Bunca nimetle donatılmış ömür nimetine karşı bir şükür olan namazdan uzak duranlar için bu uyarıcı bir mesaj oldu.
İçlerinden biri haykırdı: “Senin imanına kurban, o iman bende de olsa başka bir şey istemem.”
Yusuf konuşmayı/irtibatı sürdürdü:
“Allah kabul etsin! Bize de dua et.”
“Allah sizden razı olsun abi! Rabbim size bütün güzelliklerini ihsan etsin.”
“Âmin!”
Bir süre sessizlik oldu.
Adnan namaz kılıyor olmalıydı.
Bu konuşmalar duygusal ortamı artırdı. Gözler hep nemli kaldı bu kurtarma sırasında.
Ekip çalışmalar devam etti.
Adnan bir süre sonra seslendi:
“Buradayım abi, yapmama gereken bir şey var mı?”
“Biz şimdi burada bir delik açıyoruz. Kompresör ile deliyoruz. Sana bir zarar gelmesin kendini koru.”
“Tamamdır abi. Yanımda masa var, onunla korurum yüzümü gözümü.”
Adnan kurtarma ekibinin isteklerini bir bir yerine getirdi.
Bilincinin açık olması ve düşünme yeteneğini kullanması ekibi hem sevindirdi hem de işlerini kolaylaştırdı.
IV
Konuşmalar devam etti.
“Ağabey sizin çalışmalarınızın hepsini duyuyordum, size ses veriyordum ama demek ki sesim size gelmiyordu.”

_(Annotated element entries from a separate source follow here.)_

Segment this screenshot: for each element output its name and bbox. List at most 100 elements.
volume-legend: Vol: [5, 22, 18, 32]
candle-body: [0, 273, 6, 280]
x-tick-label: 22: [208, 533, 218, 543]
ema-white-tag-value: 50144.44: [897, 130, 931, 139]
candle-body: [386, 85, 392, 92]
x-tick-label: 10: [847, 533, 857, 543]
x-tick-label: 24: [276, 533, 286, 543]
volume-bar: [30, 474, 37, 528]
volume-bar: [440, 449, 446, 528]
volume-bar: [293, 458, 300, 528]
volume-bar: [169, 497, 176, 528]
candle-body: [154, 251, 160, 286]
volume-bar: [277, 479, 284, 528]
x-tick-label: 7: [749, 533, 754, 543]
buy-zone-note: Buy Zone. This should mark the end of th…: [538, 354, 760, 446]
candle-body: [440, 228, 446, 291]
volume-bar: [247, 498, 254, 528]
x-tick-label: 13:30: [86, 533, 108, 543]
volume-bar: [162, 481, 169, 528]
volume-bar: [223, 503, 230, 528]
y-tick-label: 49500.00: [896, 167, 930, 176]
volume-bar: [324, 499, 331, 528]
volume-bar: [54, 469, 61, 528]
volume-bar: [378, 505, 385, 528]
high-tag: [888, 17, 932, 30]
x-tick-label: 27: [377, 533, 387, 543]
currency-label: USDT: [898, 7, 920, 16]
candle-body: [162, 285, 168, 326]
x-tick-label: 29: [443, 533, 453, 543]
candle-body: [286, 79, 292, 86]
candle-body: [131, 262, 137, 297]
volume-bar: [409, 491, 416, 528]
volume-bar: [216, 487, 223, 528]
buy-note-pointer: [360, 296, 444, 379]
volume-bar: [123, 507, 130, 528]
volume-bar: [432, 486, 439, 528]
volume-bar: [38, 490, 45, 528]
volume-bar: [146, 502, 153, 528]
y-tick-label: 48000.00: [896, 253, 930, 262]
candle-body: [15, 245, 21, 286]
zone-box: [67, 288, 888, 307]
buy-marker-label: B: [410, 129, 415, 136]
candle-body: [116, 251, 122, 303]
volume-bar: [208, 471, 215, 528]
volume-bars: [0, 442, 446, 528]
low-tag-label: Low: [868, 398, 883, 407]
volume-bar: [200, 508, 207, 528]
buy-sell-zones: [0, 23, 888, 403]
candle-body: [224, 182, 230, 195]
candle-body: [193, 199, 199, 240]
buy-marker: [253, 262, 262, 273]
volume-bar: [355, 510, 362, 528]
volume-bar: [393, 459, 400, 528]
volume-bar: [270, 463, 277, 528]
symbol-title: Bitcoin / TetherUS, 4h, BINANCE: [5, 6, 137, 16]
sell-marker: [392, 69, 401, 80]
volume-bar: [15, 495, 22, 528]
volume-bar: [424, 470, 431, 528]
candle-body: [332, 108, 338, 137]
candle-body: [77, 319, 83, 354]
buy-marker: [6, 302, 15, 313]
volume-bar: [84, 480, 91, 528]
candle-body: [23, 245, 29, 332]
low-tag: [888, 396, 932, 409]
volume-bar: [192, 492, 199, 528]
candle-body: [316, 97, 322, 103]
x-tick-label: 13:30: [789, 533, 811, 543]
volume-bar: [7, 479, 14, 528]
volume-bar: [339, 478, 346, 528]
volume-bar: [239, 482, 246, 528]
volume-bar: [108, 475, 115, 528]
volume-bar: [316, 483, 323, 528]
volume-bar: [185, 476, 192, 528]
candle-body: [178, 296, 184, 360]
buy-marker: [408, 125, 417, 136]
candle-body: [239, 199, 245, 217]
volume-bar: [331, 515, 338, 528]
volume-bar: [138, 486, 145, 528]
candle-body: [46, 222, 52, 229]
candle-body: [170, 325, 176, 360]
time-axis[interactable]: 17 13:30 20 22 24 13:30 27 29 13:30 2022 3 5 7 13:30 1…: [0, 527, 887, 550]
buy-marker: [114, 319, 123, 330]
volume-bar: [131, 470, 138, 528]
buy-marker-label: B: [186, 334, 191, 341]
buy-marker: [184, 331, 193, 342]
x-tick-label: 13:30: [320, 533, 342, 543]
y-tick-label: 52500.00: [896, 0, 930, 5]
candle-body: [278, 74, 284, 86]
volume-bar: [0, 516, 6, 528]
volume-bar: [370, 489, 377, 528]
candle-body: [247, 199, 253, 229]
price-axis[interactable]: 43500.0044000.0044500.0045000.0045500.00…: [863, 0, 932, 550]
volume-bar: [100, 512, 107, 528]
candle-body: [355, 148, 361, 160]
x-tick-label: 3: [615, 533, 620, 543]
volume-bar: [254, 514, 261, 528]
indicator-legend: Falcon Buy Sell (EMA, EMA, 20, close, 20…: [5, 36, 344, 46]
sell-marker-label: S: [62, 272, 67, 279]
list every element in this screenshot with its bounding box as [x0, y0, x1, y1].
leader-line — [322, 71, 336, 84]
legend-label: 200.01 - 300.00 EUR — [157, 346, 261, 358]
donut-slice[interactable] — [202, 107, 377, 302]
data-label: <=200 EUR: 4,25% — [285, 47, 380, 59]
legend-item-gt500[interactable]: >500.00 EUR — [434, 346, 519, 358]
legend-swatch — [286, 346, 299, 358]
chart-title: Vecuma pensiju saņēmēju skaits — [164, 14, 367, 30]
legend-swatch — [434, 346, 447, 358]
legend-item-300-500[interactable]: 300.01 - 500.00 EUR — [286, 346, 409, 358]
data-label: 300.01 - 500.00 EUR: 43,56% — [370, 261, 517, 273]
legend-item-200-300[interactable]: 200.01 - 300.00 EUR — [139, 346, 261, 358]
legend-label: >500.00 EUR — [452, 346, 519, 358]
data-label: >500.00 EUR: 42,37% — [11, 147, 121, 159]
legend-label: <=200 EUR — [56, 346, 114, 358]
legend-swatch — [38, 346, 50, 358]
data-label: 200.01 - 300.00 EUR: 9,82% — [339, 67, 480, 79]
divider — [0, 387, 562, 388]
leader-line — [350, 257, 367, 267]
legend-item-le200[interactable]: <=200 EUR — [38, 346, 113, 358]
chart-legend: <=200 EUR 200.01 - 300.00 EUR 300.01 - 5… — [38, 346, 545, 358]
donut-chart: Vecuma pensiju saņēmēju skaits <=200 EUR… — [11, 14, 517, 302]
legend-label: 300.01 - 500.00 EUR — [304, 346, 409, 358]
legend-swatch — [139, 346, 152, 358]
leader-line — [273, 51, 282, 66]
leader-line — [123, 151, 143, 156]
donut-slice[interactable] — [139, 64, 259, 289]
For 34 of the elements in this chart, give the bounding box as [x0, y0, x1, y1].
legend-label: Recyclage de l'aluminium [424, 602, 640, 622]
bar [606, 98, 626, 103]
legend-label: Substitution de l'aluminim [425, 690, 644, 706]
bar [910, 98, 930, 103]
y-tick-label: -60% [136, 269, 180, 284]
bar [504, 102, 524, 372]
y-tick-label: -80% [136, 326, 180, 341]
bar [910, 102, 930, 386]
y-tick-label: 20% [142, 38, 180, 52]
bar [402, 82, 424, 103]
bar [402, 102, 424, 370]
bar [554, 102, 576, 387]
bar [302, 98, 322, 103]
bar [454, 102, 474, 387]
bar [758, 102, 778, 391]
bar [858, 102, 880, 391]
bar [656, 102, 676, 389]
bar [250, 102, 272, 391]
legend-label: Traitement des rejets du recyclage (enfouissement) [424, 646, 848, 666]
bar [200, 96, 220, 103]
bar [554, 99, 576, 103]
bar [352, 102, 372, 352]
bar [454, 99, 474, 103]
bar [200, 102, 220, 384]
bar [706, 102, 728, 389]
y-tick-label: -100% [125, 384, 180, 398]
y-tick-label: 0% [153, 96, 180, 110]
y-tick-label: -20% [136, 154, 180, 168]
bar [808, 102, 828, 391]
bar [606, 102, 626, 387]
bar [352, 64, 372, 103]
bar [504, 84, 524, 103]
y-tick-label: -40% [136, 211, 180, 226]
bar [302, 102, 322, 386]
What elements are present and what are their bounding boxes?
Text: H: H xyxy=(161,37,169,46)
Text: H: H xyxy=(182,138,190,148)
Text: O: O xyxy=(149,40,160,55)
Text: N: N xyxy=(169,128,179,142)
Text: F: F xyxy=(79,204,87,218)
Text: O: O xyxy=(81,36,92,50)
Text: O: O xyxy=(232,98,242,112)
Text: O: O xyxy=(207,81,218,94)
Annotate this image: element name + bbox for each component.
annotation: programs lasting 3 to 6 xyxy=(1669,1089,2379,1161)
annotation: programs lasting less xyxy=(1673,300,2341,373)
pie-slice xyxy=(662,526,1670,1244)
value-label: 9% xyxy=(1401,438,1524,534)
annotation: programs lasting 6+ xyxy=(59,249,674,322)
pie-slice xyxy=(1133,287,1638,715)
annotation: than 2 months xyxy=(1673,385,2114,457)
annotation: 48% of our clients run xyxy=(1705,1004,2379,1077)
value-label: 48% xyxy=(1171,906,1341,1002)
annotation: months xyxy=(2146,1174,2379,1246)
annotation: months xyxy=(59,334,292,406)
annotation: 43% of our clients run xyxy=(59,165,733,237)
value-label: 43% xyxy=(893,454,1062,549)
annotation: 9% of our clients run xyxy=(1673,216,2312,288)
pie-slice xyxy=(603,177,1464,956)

“Duysaydık daha erken başlardık. Senin gibi bir genç için canımızı dişimize takardık.”
“Zaten yapıyorsunuz abi Allah razı olsun. Daha ne olsun. Gece gündüz çalıştığınızı biliyorum. Bir insanın gücünün üstünde gayret ediyorsunuz. Dua alıyorsunuz.”
“Eyvallah kardeşim. Sağ olasın.”
Yusuf günlerdir enkaz altında kalan Adnan’ın konuşmalarından etkilendi. En zor durumda bile kurtarma ekibini ve çalışmalarının zorluğunu düşünüyor olmasına hayran kaldı. Daha yüzünü görmeden onu çok sevdi.
Artık çalışmalar sona gelmişti.
Yusuf çıkarmadan önce seslendi:
“Şimdi seni alıyoruz. Bizden istediğin bir şey var mı?”
“Yok abi sağlığınızı dilerim. Allah razı olsun hepinizden.”
‘Ne kadar gani gönüllü bir genç’ diye iç geçirdi Yusuf.
Yusuf aşağı doğru sarktı. Ellerini kavradı bir hareketle yukarı doğru çekti çıkardı. Sonra kendi oğluymuş gibi sımsıkı sarıldı. İki can bir oldu ve ağlama sesleri mutluluk gözyaşlarına tekbirler eşlik etti.
Allahüekber!
Sedyeye yatırıldı. Üzerine alüminyum folyo örtüldü ve hızla bekleyen ambulansa taşındı.
Adnan Yusuf’u çok etkiledi. Onun en zor zamanda bile namazı terk etmeyişi, imanı, metaneti…
Kendindeki olmayanları onda olanlarla değiştirmeye karar verdi.
V
Sonra kameralar etrafını çevirdi. Sorular soruları takip etti.
“Aslında birkaç nokta tespit ettik. Oralardan en uygun olanı bulup yoğunlaştık.
Bodrum kata düşmüştü. Bulunduğu yer kendi evleri değildi. Başka bir yere savrulmuştu. Nasıl olduğu ile ilgili kafa yormaya gerek yoktu. Çünkü anlamak mümkün değildi. Demek ki yaşayacakmış, ömrü bitmemiş ve rabbim onu oraya savurmuş. Bizi de onun için görevlendirmiş, dedi Yusuf.
Işık tuttuk.
Işığı görünce oraya kadar geldi. Bize yaklaştığını hissettik. Artık son çalışmalarımızı tamamlamak için heyecanla gayretimizi ortaya koyduk.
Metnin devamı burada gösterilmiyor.